Читаем Поймать зайца полностью

Несмотря на всех туристов, шлявшихся по булыжной мостовой и оставлявших жирные следы от пальцев на керамических сувенирах, до меня доносился наш язык: местами неестественный, вывихнутый мягким произношением, а местами совсем мой, позорно и бесповоротно мой, с обгрызенными согласными и растянутой иекавицей. Со мной бывало, во время моих европейских путешествий (как позже издевательски обзовет их Лейла), что в углу какого-нибудь торгового центра или при входе в метрополитен я услышу наше слово. «Может быть, – сказал бы какой-нибудь иностранец, глядя в развернутую карту, – а ты уверен?» – или что-нибудь похожее. Я в такие моменты неприятной узнаваемости пряталась за своим громоздким телефоном или газетой в страхе, что такой наш человек меня распознает. Даже если просто бросит взгляд на мое лицо, он узнает, что я его поняла, обратится ко мне, сделает из меня нашу женщину, там – перед всеми. Но сейчас было иначе, наш язык был повсюду, а английский, французский или немецкий могли лишь боязливо пробраться через узкий проход между двумя передненёбными согласными. Меня окружили слова, от которых я уже очистилась, как человек, который с трудом отказался от сигарет, а потом оказался закрыт в помещении для курильщиков.

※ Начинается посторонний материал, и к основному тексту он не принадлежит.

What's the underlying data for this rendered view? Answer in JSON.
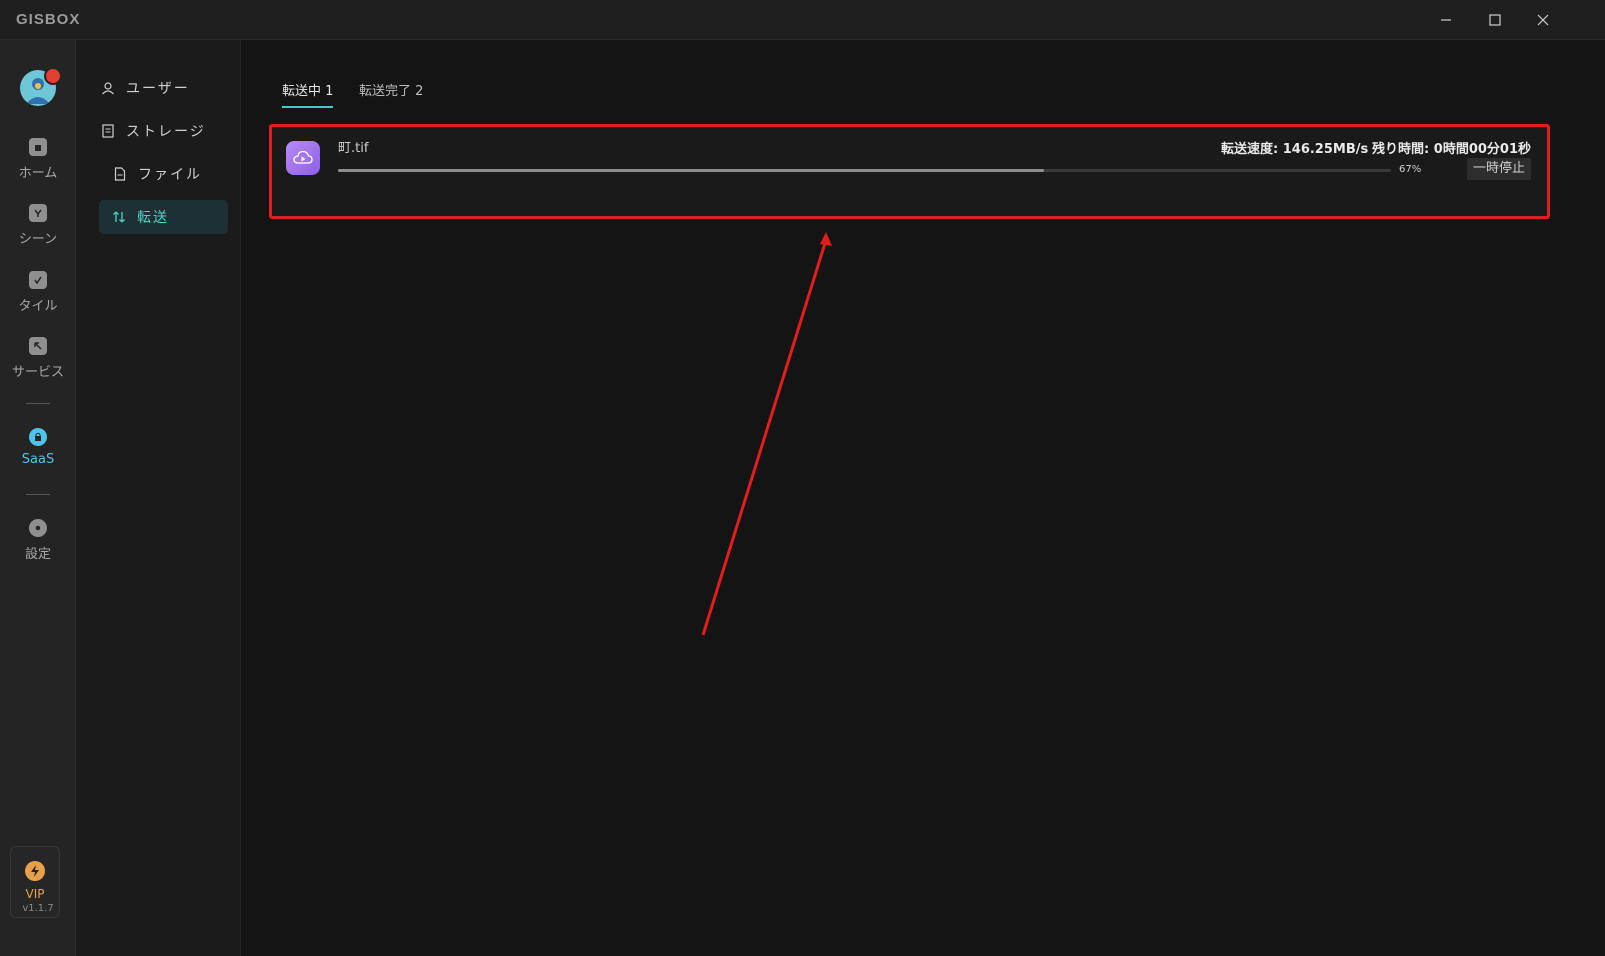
{
  "app": {
    "logo_text": "GISBOX"
  },
  "window_controls": {
    "minimize": "minimize-icon",
    "maximize": "maximize-icon",
    "close": "close-icon"
  },
  "rail": {
    "items": [
      {
        "label": "ホーム",
        "icon": "home-icon"
      },
      {
        "label": "シーン",
        "icon": "scene-icon"
      },
      {
        "label": "タイル",
        "icon": "tile-icon"
      },
      {
        "label": "サービス",
        "icon": "service-icon"
      },
      {
        "label": "SaaS",
        "icon": "saas-icon"
      },
      {
        "label": "設定",
        "icon": "settings-icon"
      }
    ],
    "vip_label": "VIP",
    "version": "v1.1.7"
  },
  "subnav": {
    "items": [
      {
        "label": "ユーザー",
        "icon": "user-icon"
      },
      {
        "label": "ストレージ",
        "icon": "storage-icon"
      },
      {
        "label": "ファイル",
        "icon": "file-icon"
      },
      {
        "label": "転送",
        "icon": "transfer-icon",
        "active": true
      }
    ]
  },
  "tabs": [
    {
      "label": "転送中 1",
      "active": true
    },
    {
      "label": "転送完了 2",
      "active": false
    }
  ],
  "transfer": {
    "file_name": "町.tif",
    "speed": "転送速度: 146.25MB/s",
    "remaining": "残り時間: 0時間00分01秒",
    "progress": 0.67,
    "percent_label": "67%",
    "pause_label": "一時停止"
  },
  "colors": {
    "accent": "#4fc3c9",
    "highlight": "#e21d1d",
    "vip": "#e9a04a"
  }
}
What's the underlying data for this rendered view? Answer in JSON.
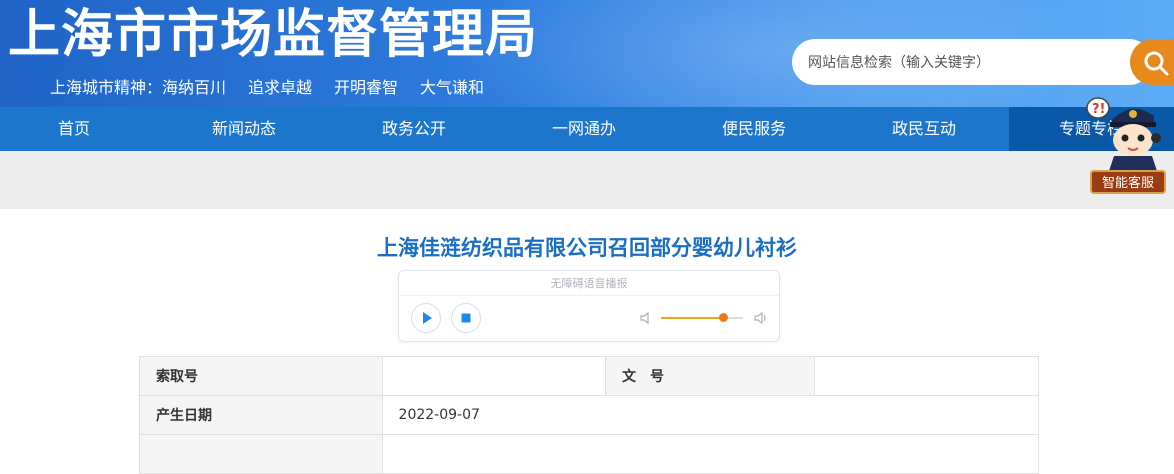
{
  "header": {
    "site_title": "上海市市场监督管理局",
    "spirit_items": [
      "上海城市精神：海纳百川",
      "追求卓越",
      "开明睿智",
      "大气谦和"
    ],
    "search_placeholder": "网站信息检索（输入关键字）"
  },
  "nav": {
    "items": [
      {
        "label": "首页"
      },
      {
        "label": "新闻动态"
      },
      {
        "label": "政务公开"
      },
      {
        "label": "一网通办"
      },
      {
        "label": "便民服务"
      },
      {
        "label": "政民互动"
      },
      {
        "label": "专题专栏"
      }
    ],
    "active_index": 6
  },
  "assistant": {
    "label": "智能客服"
  },
  "article": {
    "title": "上海佳涟纺织品有限公司召回部分婴幼儿衬衫"
  },
  "player": {
    "label": "无障碍语音播报",
    "volume_fraction": 0.75
  },
  "info_table": {
    "rows": [
      {
        "k1": "索取号",
        "v1": "",
        "k2": "文　号",
        "v2": ""
      },
      {
        "k1": "产生日期",
        "v1": "2022-09-07",
        "k2": "",
        "v2": ""
      }
    ]
  },
  "colors": {
    "banner": "#2f7fe0",
    "nav": "#1c76cb",
    "nav_active": "#0a58a8",
    "search_button": "#e8891d",
    "title": "#1a6fc4"
  },
  "icons": {
    "search": "search-icon",
    "play": "play-icon",
    "stop": "stop-icon",
    "volume_low": "volume-low-icon",
    "volume_high": "volume-high-icon",
    "assistant": "police-mascot-icon"
  }
}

На маленьком металлическом подносе стоял горький кофе и лежало два кубика сахара. Эта картина напомнила мне о маме, крупной и тихой, как она своими полными пальцами кладет кусочек сахара себе на язык, прежде чем наполнить рот кофе. Иногда действие растягивалось – рот ее оставался открытым, пока желеобразная рука отправлялась в долгий путь за чашечкой, и я видела, как сахар начинает таять в соприкосновении с ее темным языком. Я перехватывала взгляд отца – зачем ей еще один кусочек сахара, ей нужно следить за весом, она раздалась, как свадебный шатер. Я никогда не ела сладости в его присутствии. Боялась, что однажды он так посмотрит и на меня.

Лейла меня не видела. Стояла там, у входа, напротив, часами приветствуя туристов, своим длинным меню соблазняя их войти в ресторан. Ее губы шевелились от названий шницелей и супов. В какой-то момент она вдруг исчезла из моего поля зрения – я была готова перебежать через улицу и убедиться, что она не удрала, – но она быстро вернулась с освеженным макияжем и без платка на феске. В конце смены она пошла внутрь переодеться, чем я воспользовалась, чтобы заплатить за литр кофе и три куска картофельной питы, которые заказала скорее для оправдания своего неприлично долгого сидения, чем от голода.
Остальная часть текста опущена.